Now although this is only a generic example, it is much more effective than a ‘blanket’ ‘write about anything’ approach.
Following on from this, Johnnie then uses these first 2 ideas in “knowing their names and interests” as to build a profile which uses their life targets as to motivate and elevate the importance of their work as to provide a meaningful way for the student to learn.
He then goes onto mention a section I am particular fond of in looking at student value and the worth of their work.
It is important to remember that students with challenging behavioural characteristics will often have low self – esteem and little regard for their learning, self – worth or quality of their work.
Johnnie targets this by highlighting that when a student produces a piece of work it is important to be honest and specific about how this can be improved. However I believe that we should all always remember to value our learners’ efforts and make note of the things they have done well. After all you may be the only person in that student’s life who has the chance to provide positive feedback.
Other ideas include using humour, having the correct attitude and becoming a shining example however in using these ideas it is important to remember that humour shouldn’t be used until full control has been achieved and that a comment made in jest against a learner could have disastrous consequences. Safe ground is to stick to the subject matter or simply just make fun of yourself.
One last idea I would like to make note is Johnnie’s idea of using ‘friend or foe’, he mentions that there is a tendency, especially with new teachers to be too friendly with students. Perhaps something I am honest enough to admit, I have fallen foul of.

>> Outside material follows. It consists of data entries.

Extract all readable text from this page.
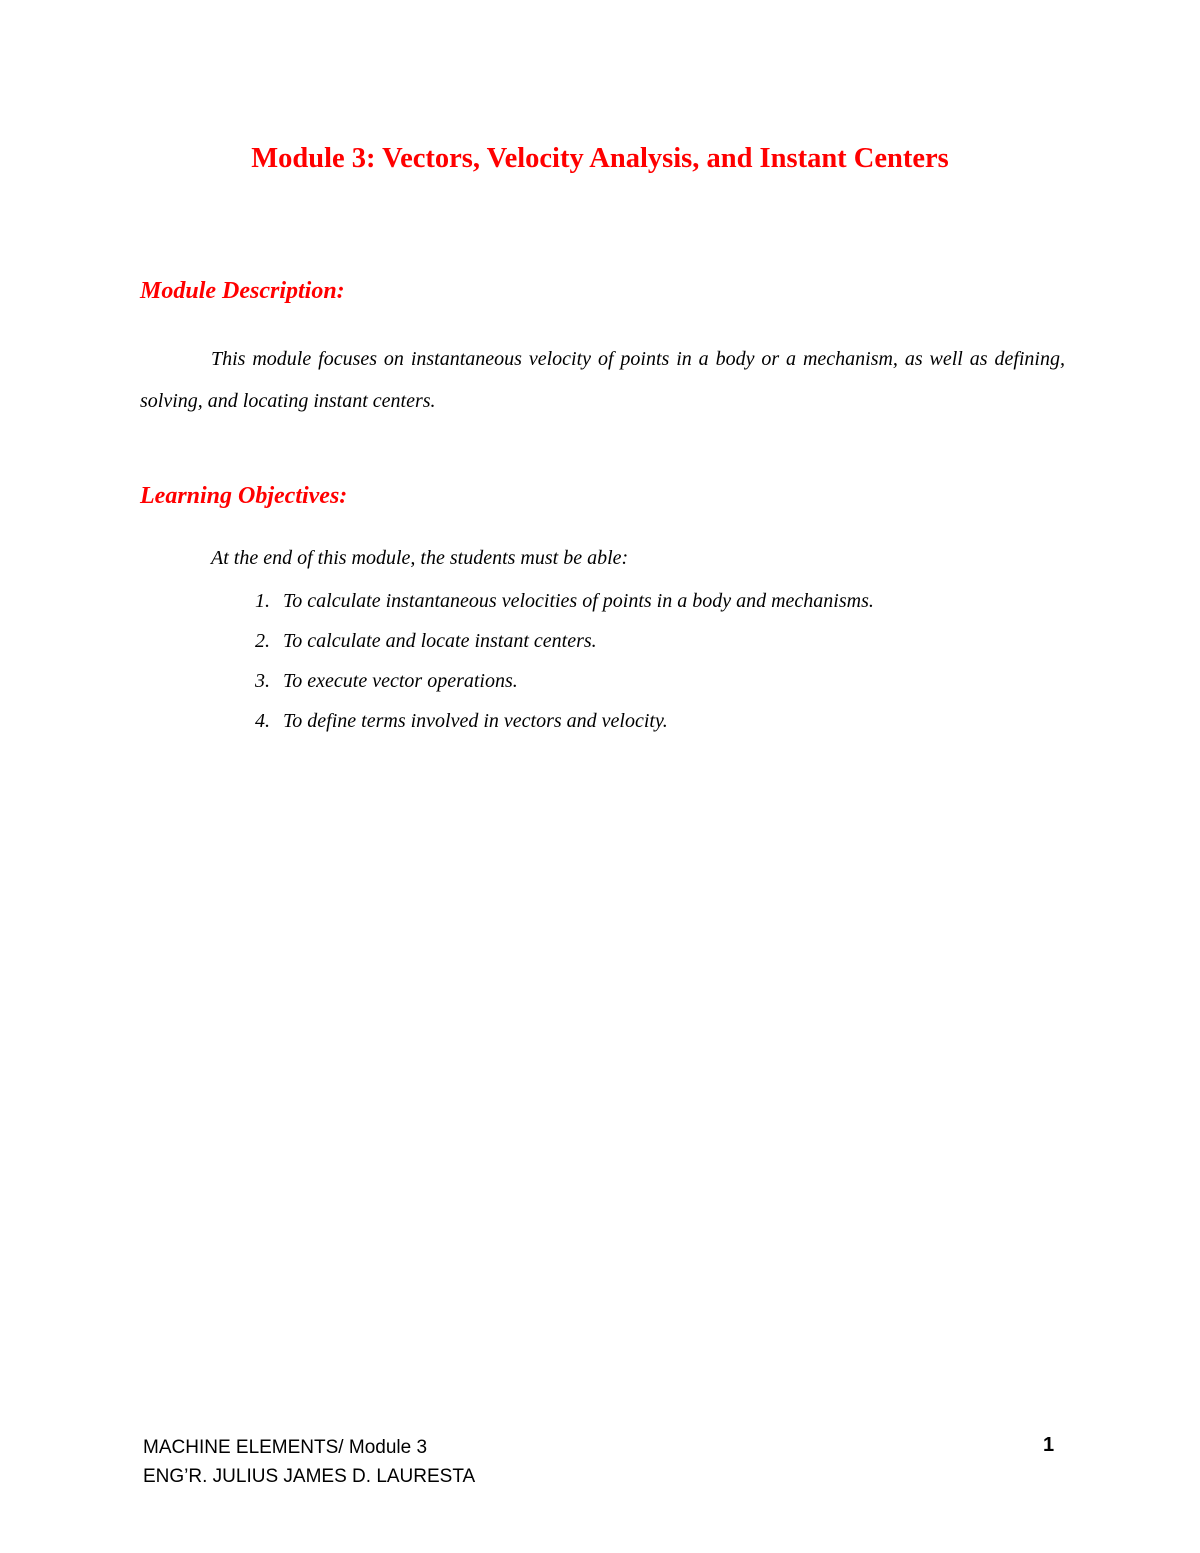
Module 3: Vectors, Velocity Analysis, and Instant Centers
Module Description:

This module focuses on instantaneous velocity of points in a body or a mechanism, as well as defining, solving, and locating instant centers.

Learning Objectives:

At the end of this module, the students must be able:

1. To calculate instantaneous velocities of points in a body and mechanisms.
2. To calculate and locate instant centers.
3. To execute vector operations.
4. To define terms involved in vectors and velocity.
MACHINE ELEMENTS/ Module 3
ENG’R. JULIUS JAMES D. LAURESTA
1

However it is important to remember you are not a friend to the learner, you are their teacher. It is both your job and my job to lead and organise their learning environment.
I therefore believe there is happy medium here to ensure that a) you are not too strict as this will cause confrontation however b) you should ensure that you are not too friendly as students may see you as a ‘soft touch’.
In conclusion to this review, it is therefore best to work out your own rules of engagement. Develop your own classroom personality and try to pitch it towards the 9 ideas set out in Johnnie’s book of getting to know your learners. The student will prefer this because like my learners they clearly know where they stand with you and what to expect.